Demonstrate integrity and empathy. Building on the previous point, accept responsibility, apologize for the error. Be as transparent as possible. A forthright tone and approach go far in preserving or restoring credibility and public trust. Again, Mr. Fernandes got it right with Tweets like these: “I, as your group CEO, will be there through these hard times. We will go through this terrible ordeal together,” and “We will be putting out another statement soon. Thank you for all your thoughts and prayers. We must stay strong.”
Deliver regular updates. Demonstrate that you are fully focused on managing the situation and the narrative. Provide ongoing media access for interviews. If you do not have a precise response to a query, explain why – for example, while confirming details before going public. Social media can help keep new information flowing far and wide, particularly to the media, who make up a large segment of the online landscape.

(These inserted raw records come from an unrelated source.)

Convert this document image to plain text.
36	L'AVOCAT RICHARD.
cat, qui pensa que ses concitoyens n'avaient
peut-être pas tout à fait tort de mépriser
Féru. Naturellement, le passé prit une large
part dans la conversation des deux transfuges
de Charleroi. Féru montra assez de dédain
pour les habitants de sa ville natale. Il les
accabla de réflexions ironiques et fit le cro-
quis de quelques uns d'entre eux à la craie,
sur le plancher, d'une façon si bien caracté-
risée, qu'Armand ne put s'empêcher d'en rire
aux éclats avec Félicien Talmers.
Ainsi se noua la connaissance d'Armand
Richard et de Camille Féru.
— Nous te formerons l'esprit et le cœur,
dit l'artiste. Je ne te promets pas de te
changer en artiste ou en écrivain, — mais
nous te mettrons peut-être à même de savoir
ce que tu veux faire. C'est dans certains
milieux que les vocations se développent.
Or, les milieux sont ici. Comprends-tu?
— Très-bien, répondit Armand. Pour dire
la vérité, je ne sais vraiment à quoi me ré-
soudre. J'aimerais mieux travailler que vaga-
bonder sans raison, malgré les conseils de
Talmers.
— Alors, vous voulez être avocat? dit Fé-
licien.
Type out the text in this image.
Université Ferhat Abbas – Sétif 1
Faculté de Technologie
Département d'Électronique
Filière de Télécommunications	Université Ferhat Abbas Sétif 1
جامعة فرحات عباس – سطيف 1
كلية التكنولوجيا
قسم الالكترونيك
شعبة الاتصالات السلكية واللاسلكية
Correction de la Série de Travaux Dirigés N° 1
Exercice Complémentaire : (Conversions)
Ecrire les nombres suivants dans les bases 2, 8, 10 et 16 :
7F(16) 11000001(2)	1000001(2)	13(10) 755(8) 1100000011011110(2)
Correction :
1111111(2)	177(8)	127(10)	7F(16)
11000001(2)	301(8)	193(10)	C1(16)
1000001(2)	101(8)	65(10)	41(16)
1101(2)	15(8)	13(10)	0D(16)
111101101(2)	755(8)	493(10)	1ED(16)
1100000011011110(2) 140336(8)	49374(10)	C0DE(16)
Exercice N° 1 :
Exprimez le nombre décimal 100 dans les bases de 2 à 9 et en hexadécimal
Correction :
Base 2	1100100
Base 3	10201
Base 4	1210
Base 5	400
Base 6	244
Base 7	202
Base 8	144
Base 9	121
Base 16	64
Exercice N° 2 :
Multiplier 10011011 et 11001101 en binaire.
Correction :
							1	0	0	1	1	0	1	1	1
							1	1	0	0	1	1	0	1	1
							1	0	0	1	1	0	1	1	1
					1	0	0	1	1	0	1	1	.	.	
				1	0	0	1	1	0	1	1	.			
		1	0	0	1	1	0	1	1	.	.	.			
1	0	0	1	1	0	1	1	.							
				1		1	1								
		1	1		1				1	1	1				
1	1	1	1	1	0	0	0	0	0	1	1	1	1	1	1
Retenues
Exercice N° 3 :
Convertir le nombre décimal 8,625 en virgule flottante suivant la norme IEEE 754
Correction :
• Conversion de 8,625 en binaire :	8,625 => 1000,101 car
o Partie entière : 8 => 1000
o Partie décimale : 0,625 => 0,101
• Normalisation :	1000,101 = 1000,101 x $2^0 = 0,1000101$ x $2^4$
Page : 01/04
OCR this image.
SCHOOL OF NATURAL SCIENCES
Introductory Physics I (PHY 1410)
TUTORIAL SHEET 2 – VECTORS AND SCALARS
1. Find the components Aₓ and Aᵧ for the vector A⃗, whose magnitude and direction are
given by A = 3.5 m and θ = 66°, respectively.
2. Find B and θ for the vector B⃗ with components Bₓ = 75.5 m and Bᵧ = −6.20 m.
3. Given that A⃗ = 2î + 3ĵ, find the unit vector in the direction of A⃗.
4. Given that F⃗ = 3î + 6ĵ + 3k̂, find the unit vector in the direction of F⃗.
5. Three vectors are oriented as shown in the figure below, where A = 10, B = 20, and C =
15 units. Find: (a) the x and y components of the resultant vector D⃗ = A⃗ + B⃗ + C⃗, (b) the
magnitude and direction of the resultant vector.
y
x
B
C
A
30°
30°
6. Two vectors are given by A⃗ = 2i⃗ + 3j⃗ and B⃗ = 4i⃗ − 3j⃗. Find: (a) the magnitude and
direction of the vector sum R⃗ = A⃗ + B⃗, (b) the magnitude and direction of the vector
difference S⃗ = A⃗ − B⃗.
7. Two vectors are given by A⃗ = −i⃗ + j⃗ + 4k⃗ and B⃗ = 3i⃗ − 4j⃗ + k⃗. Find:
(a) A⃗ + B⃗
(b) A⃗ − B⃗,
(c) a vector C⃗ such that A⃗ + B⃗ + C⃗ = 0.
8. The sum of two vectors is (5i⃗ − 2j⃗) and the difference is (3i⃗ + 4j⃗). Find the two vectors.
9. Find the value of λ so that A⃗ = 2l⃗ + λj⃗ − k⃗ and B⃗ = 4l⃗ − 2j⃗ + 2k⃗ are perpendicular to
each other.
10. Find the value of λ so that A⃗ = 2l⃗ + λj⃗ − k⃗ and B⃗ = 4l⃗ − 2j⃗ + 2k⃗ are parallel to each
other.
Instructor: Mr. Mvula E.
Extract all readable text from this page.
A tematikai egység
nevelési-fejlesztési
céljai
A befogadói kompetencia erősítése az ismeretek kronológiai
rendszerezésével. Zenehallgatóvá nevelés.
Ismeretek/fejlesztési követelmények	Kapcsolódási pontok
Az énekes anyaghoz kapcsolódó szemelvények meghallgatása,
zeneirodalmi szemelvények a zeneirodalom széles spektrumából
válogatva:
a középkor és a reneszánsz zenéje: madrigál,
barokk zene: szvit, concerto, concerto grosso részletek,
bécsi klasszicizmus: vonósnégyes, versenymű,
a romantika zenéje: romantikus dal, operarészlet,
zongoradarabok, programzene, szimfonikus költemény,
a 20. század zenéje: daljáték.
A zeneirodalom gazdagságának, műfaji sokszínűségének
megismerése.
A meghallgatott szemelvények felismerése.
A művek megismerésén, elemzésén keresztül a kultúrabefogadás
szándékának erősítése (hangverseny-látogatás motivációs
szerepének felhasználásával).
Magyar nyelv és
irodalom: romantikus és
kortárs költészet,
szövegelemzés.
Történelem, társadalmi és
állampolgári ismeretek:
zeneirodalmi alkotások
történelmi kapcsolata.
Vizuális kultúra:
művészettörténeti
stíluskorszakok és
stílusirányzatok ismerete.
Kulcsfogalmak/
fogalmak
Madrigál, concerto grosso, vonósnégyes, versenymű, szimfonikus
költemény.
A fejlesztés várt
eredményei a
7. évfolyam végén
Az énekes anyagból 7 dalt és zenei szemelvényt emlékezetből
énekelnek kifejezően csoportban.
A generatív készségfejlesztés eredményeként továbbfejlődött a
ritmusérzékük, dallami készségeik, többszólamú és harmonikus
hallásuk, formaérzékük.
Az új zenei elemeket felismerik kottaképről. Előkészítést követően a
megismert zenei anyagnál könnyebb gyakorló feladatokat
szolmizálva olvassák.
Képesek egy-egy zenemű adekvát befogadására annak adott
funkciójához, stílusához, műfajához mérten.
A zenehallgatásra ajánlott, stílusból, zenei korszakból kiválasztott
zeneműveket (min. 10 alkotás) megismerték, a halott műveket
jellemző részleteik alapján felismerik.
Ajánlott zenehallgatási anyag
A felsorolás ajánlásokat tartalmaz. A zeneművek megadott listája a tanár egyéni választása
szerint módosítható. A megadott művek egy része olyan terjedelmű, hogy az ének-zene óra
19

Inform, don’t debate. Never debate or offer negative commentary. Social media can be a bottomless pit of anger and misinformation, so deliver details, amplify messages but resist the impulse to join the conversation, as vitriolic as it can become. Twitter tends to be a confrontational medium at the best of times – don’t be lured into a debate that has no end but the potential to feed headline writers.
Tempted to turn the tables? Never blame the media while negative headlines hammer your brand. We saw what can happen after Chipotle Mexican Grill’s e-coli outbreak closed more than 40 outlets. CFO Jack Hartung thought it wise to accuse the media of writing “sensational headlines.” The result? A new wave of corrosive headlines, including this Bloomberg News classic: It’s Time for Chipotle to Eat Crow.